Atomic Charge is a seeding-only BitTorrent client.
The torrent protocol is designed to negotiate peers for file transfer (via trackers or DHT) dynamically. This guarantees a fair distribution of the pieces among all peers. Atomic Charge sends to a single peer exclusively.
Say you have downloaded a file from a torrent and want a friend of yours to receive it too. Instead of initiating a direct connection to your friend you can augment her torrent download -- and hers only. Thereby she will fetch the file from your uplink and the swarm. All you need for this to work is a common torrent file, its finished files, your friend's IP and her listening port.
Example:
You download
beach_party.torrent
, containingbeachparty.avi
.Your friend expresses interest in the file.
Your friend connects to the torrent, downloading the file with the same speed as you did.
Your friend tells you his torrent client is listening on the default port, 6881, from his IP 10.11.12.13.
You start charging your friend:
./atomic_charge.py beach_party.torrent beachparty.avi 10.11.12.13 6881
Your friend receives the file much faster. Yay!
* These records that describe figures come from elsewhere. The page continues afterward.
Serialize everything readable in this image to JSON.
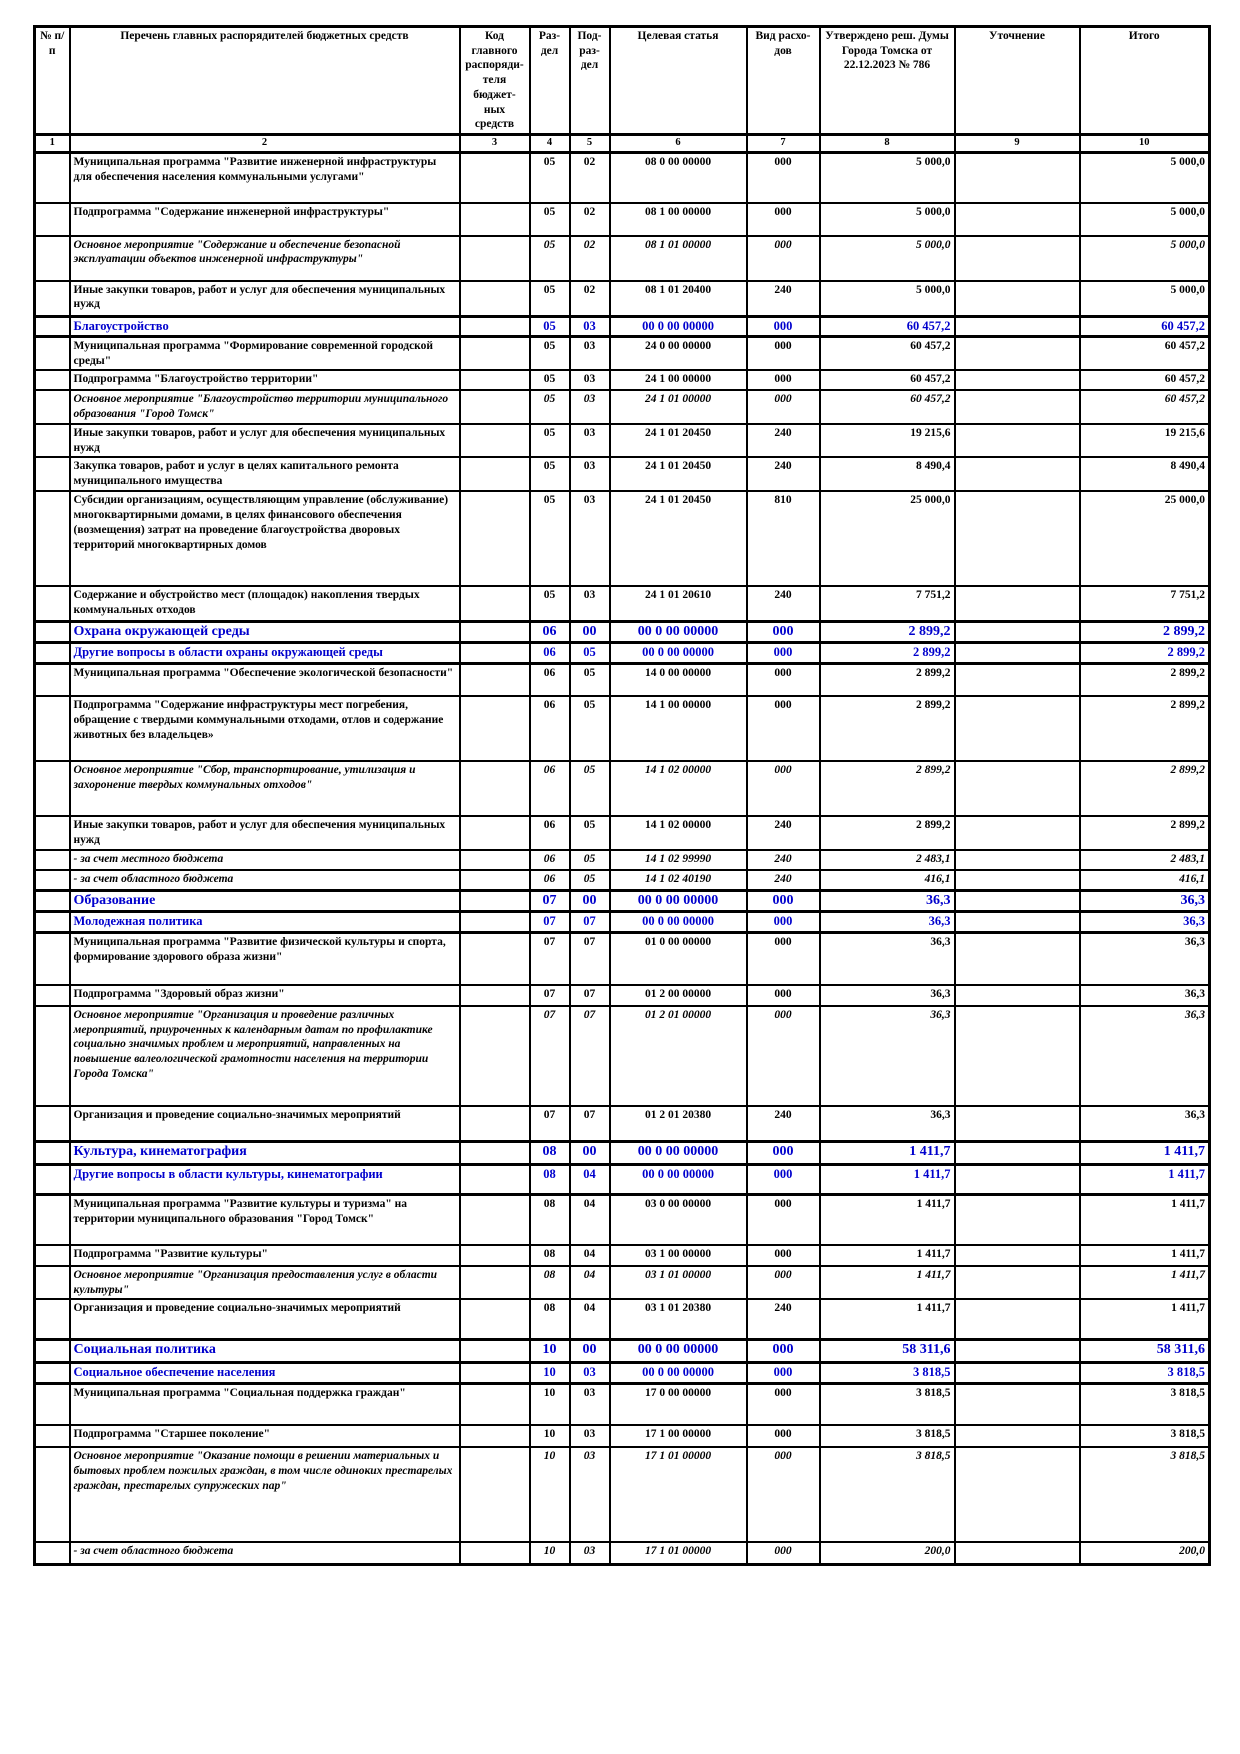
{
  "table": {
    "headers": [
      "№ п/п",
      "Перечень главных распорядителей бюджетных средств",
      "Код главного распоряди- теля бюджет- ных средств",
      "Раз- дел",
      "Под- раз- дел",
      "Целевая статья",
      "Вид расхо- дов",
      "Утверждено реш. Думы Города Томска от 22.12.2023 № 786",
      "Уточнение",
      "Итого"
    ],
    "col_numbers": [
      "1",
      "2",
      "3",
      "4",
      "5",
      "6",
      "7",
      "8",
      "9",
      "10"
    ],
    "accent_color": "#0000cd",
    "rows": [
      {
        "style": "bold",
        "minh": 50,
        "name": "Муниципальная программа \"Развитие инженерной инфраструктуры для обеспечения населения коммунальными услугами\"",
        "rd": "05",
        "pr": "02",
        "cst": "08 0 00 00000",
        "vr": "000",
        "app": "5 000,0",
        "clar": "",
        "total": "5 000,0"
      },
      {
        "style": "bold",
        "minh": 33,
        "name": "Подпрограмма \"Содержание инженерной инфраструктуры\"",
        "rd": "05",
        "pr": "02",
        "cst": "08 1 00 00000",
        "vr": "000",
        "app": "5 000,0",
        "clar": "",
        "total": "5 000,0"
      },
      {
        "style": "bolditalic",
        "minh": 45,
        "name": "Основное мероприятие \"Содержание и обеспечение безопасной эксплуатации объектов инженерной инфраструктуры\"",
        "rd": "05",
        "pr": "02",
        "cst": "08 1 01 00000",
        "vr": "000",
        "app": "5 000,0",
        "clar": "",
        "total": "5 000,0"
      },
      {
        "style": "normal",
        "minh": 36,
        "name": "Иные закупки товаров, работ и услуг для обеспечения муниципальных нужд",
        "rd": "05",
        "pr": "02",
        "cst": "08 1 01 20400",
        "vr": "240",
        "app": "5 000,0",
        "clar": "",
        "total": "5 000,0"
      },
      {
        "style": "sec2",
        "minh": 20,
        "name": "Благоустройство",
        "rd": "05",
        "pr": "03",
        "cst": "00 0 00 00000",
        "vr": "000",
        "app": "60 457,2",
        "clar": "",
        "total": "60 457,2"
      },
      {
        "style": "bold",
        "minh": 33,
        "name": "Муниципальная программа \"Формирование современной городской среды\"",
        "rd": "05",
        "pr": "03",
        "cst": "24 0 00 00000",
        "vr": "000",
        "app": "60 457,2",
        "clar": "",
        "total": "60 457,2"
      },
      {
        "style": "bold",
        "minh": 20,
        "name": "Подпрограмма \"Благоустройство территории\"",
        "rd": "05",
        "pr": "03",
        "cst": "24 1 00 00000",
        "vr": "000",
        "app": "60 457,2",
        "clar": "",
        "total": "60 457,2"
      },
      {
        "style": "bolditalic",
        "minh": 32,
        "name": "Основное мероприятие \"Благоустройство территории муниципального образования \"Город Томск\"",
        "rd": "05",
        "pr": "03",
        "cst": "24 1 01 00000",
        "vr": "000",
        "app": "60 457,2",
        "clar": "",
        "total": "60 457,2"
      },
      {
        "style": "normal",
        "minh": 33,
        "name": "Иные закупки товаров, работ и услуг для обеспечения муниципальных нужд",
        "rd": "05",
        "pr": "03",
        "cst": "24 1 01 20450",
        "vr": "240",
        "app": "19 215,6",
        "clar": "",
        "total": "19 215,6"
      },
      {
        "style": "normal",
        "minh": 34,
        "name": "Закупка товаров, работ и услуг в целях капитального ремонта муниципального имущества",
        "rd": "05",
        "pr": "03",
        "cst": "24 1 01 20450",
        "vr": "240",
        "app": "8 490,4",
        "clar": "",
        "total": "8 490,4"
      },
      {
        "style": "normal",
        "minh": 95,
        "name": "Субсидии организациям, осуществляющим управление (обслуживание) многоквартирными домами, в целях финансового обеспечения (возмещения) затрат на проведение благоустройства дворовых территорий многоквартирных домов",
        "rd": "05",
        "pr": "03",
        "cst": "24 1 01 20450",
        "vr": "810",
        "app": "25 000,0",
        "clar": "",
        "total": "25 000,0"
      },
      {
        "style": "normal",
        "minh": 35,
        "name": "Содержание и обустройство мест (площадок) накопления твердых коммунальных отходов",
        "rd": "05",
        "pr": "03",
        "cst": "24 1 01 20610",
        "vr": "240",
        "app": "7 751,2",
        "clar": "",
        "total": "7 751,2"
      },
      {
        "style": "sec1",
        "minh": 21,
        "name": "Охрана окружающей среды",
        "rd": "06",
        "pr": "00",
        "cst": "00 0 00 00000",
        "vr": "000",
        "app": "2 899,2",
        "clar": "",
        "total": "2 899,2"
      },
      {
        "style": "sec2",
        "minh": 21,
        "name": "Другие вопросы в области охраны окружающей среды",
        "rd": "06",
        "pr": "05",
        "cst": "00 0 00 00000",
        "vr": "000",
        "app": "2 899,2",
        "clar": "",
        "total": "2 899,2"
      },
      {
        "style": "bold",
        "minh": 33,
        "name": "Муниципальная программа \"Обеспечение экологической безопасности\"",
        "rd": "06",
        "pr": "05",
        "cst": "14 0 00 00000",
        "vr": "000",
        "app": "2 899,2",
        "clar": "",
        "total": "2 899,2"
      },
      {
        "style": "bold",
        "minh": 65,
        "name": "Подпрограмма \"Содержание инфраструктуры мест погребения, обращение с твердыми коммунальными отходами, отлов и содержание животных без владельцев»",
        "rd": "06",
        "pr": "05",
        "cst": "14 1 00 00000",
        "vr": "000",
        "app": "2 899,2",
        "clar": "",
        "total": "2 899,2"
      },
      {
        "style": "bolditalic",
        "minh": 55,
        "name": "Основное мероприятие \"Сбор, транспортирование, утилизация и захоронение твердых коммунальных отходов\"",
        "rd": "06",
        "pr": "05",
        "cst": "14 1 02 00000",
        "vr": "000",
        "app": "2 899,2",
        "clar": "",
        "total": "2 899,2"
      },
      {
        "style": "normal",
        "minh": 33,
        "name": "Иные закупки товаров, работ и услуг для обеспечения муниципальных нужд",
        "rd": "06",
        "pr": "05",
        "cst": "14 1 02 00000",
        "vr": "240",
        "app": "2 899,2",
        "clar": "",
        "total": "2 899,2"
      },
      {
        "style": "italic",
        "minh": 20,
        "name": "- за счет местного бюджета",
        "rd": "06",
        "pr": "05",
        "cst": "14 1 02 99990",
        "vr": "240",
        "app": "2 483,1",
        "clar": "",
        "total": "2 483,1"
      },
      {
        "style": "italic",
        "minh": 21,
        "name": "- за счет областного бюджета",
        "rd": "06",
        "pr": "05",
        "cst": "14 1 02 40190",
        "vr": "240",
        "app": "416,1",
        "clar": "",
        "total": "416,1"
      },
      {
        "style": "sec1",
        "minh": 21,
        "name": "Образование",
        "rd": "07",
        "pr": "00",
        "cst": "00 0 00 00000",
        "vr": "000",
        "app": "36,3",
        "clar": "",
        "total": "36,3"
      },
      {
        "style": "sec2",
        "minh": 21,
        "name": "Молодежная политика",
        "rd": "07",
        "pr": "07",
        "cst": "00 0 00 00000",
        "vr": "000",
        "app": "36,3",
        "clar": "",
        "total": "36,3"
      },
      {
        "style": "bold",
        "minh": 52,
        "name": "Муниципальная программа \"Развитие физической культуры и спорта, формирование здорового образа жизни\"",
        "rd": "07",
        "pr": "07",
        "cst": "01 0 00 00000",
        "vr": "000",
        "app": "36,3",
        "clar": "",
        "total": "36,3"
      },
      {
        "style": "bold",
        "minh": 21,
        "name": "Подпрограмма \"Здоровый образ жизни\"",
        "rd": "07",
        "pr": "07",
        "cst": "01 2 00 00000",
        "vr": "000",
        "app": "36,3",
        "clar": "",
        "total": "36,3"
      },
      {
        "style": "bolditalic",
        "minh": 100,
        "name": "Основное мероприятие \"Организация и проведение различных мероприятий, приуроченных к календарным датам по профилактике социально значимых проблем и мероприятий, направленных на повышение валеологической грамотности населения на территории Города Томска\"",
        "rd": "07",
        "pr": "07",
        "cst": "01 2 01 00000",
        "vr": "000",
        "app": "36,3",
        "clar": "",
        "total": "36,3"
      },
      {
        "style": "normal",
        "minh": 36,
        "name": "Организация и проведение социально-значимых мероприятий",
        "rd": "07",
        "pr": "07",
        "cst": "01 2 01 20380",
        "vr": "240",
        "app": "36,3",
        "clar": "",
        "total": "36,3"
      },
      {
        "style": "sec1",
        "minh": 23,
        "name": "Культура, кинематография",
        "rd": "08",
        "pr": "00",
        "cst": "00 0 00 00000",
        "vr": "000",
        "app": "1 411,7",
        "clar": "",
        "total": "1 411,7"
      },
      {
        "style": "sec2",
        "minh": 30,
        "name": "Другие вопросы в области культуры, кинематографии",
        "rd": "08",
        "pr": "04",
        "cst": "00 0 00 00000",
        "vr": "000",
        "app": "1 411,7",
        "clar": "",
        "total": "1 411,7"
      },
      {
        "style": "bold",
        "minh": 50,
        "name": "Муниципальная программа \"Развитие культуры и туризма\" на территории муниципального образования \"Город Томск\"",
        "rd": "08",
        "pr": "04",
        "cst": "03 0 00 00000",
        "vr": "000",
        "app": "1 411,7",
        "clar": "",
        "total": "1 411,7"
      },
      {
        "style": "bold",
        "minh": 21,
        "name": "Подпрограмма \"Развитие культуры\"",
        "rd": "08",
        "pr": "04",
        "cst": "03 1 00 00000",
        "vr": "000",
        "app": "1 411,7",
        "clar": "",
        "total": "1 411,7"
      },
      {
        "style": "bolditalic",
        "minh": 33,
        "name": "Основное мероприятие \"Организация предоставления услуг  в области культуры\"",
        "rd": "08",
        "pr": "04",
        "cst": "03 1 01 00000",
        "vr": "000",
        "app": "1 411,7",
        "clar": "",
        "total": "1 411,7"
      },
      {
        "style": "normal",
        "minh": 40,
        "name": "Организация и проведение социально-значимых мероприятий",
        "rd": "08",
        "pr": "04",
        "cst": "03 1 01 20380",
        "vr": "240",
        "app": "1 411,7",
        "clar": "",
        "total": "1 411,7"
      },
      {
        "style": "sec1",
        "minh": 23,
        "name": "Социальная политика",
        "rd": "10",
        "pr": "00",
        "cst": "00 0 00 00000",
        "vr": "000",
        "app": "58 311,6",
        "clar": "",
        "total": "58 311,6"
      },
      {
        "style": "sec2",
        "minh": 21,
        "name": "Социальное обеспечение населения",
        "rd": "10",
        "pr": "03",
        "cst": "00 0 00 00000",
        "vr": "000",
        "app": "3 818,5",
        "clar": "",
        "total": "3 818,5"
      },
      {
        "style": "bold",
        "minh": 42,
        "name": "Муниципальная программа \"Социальная поддержка граждан\"",
        "rd": "10",
        "pr": "03",
        "cst": "17 0 00 00000",
        "vr": "000",
        "app": "3 818,5",
        "clar": "",
        "total": "3 818,5"
      },
      {
        "style": "bold",
        "minh": 22,
        "name": "Подпрограмма \"Старшее поколение\"",
        "rd": "10",
        "pr": "03",
        "cst": "17 1 00 00000",
        "vr": "000",
        "app": "3 818,5",
        "clar": "",
        "total": "3 818,5"
      },
      {
        "style": "bolditalic",
        "minh": 95,
        "name": "Основное мероприятие \"Оказание помощи в решении материальных и бытовых проблем пожилых граждан, в том числе одиноких престарелых граждан, престарелых супружеских пар\"",
        "rd": "10",
        "pr": "03",
        "cst": "17 1 01 00000",
        "vr": "000",
        "app": "3 818,5",
        "clar": "",
        "total": "3 818,5"
      },
      {
        "style": "italic",
        "minh": 22,
        "name": "- за счет областного бюджета",
        "rd": "10",
        "pr": "03",
        "cst": "17 1 01 00000",
        "vr": "000",
        "app": "200,0",
        "clar": "",
        "total": "200,0"
      }
    ]
  }
}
The unfair game resulting from this behaviour stems directly from a flaw in the torrent protocol: peers announce their download status to other peers in a private connection. The swarm does not necessarily receive full, let alone consistent, data; clients accept pieces (parts of a file) from any interesting peer. The peer to peer nature of the torrent protocol allows you to communicate with a single peer only if you chose so.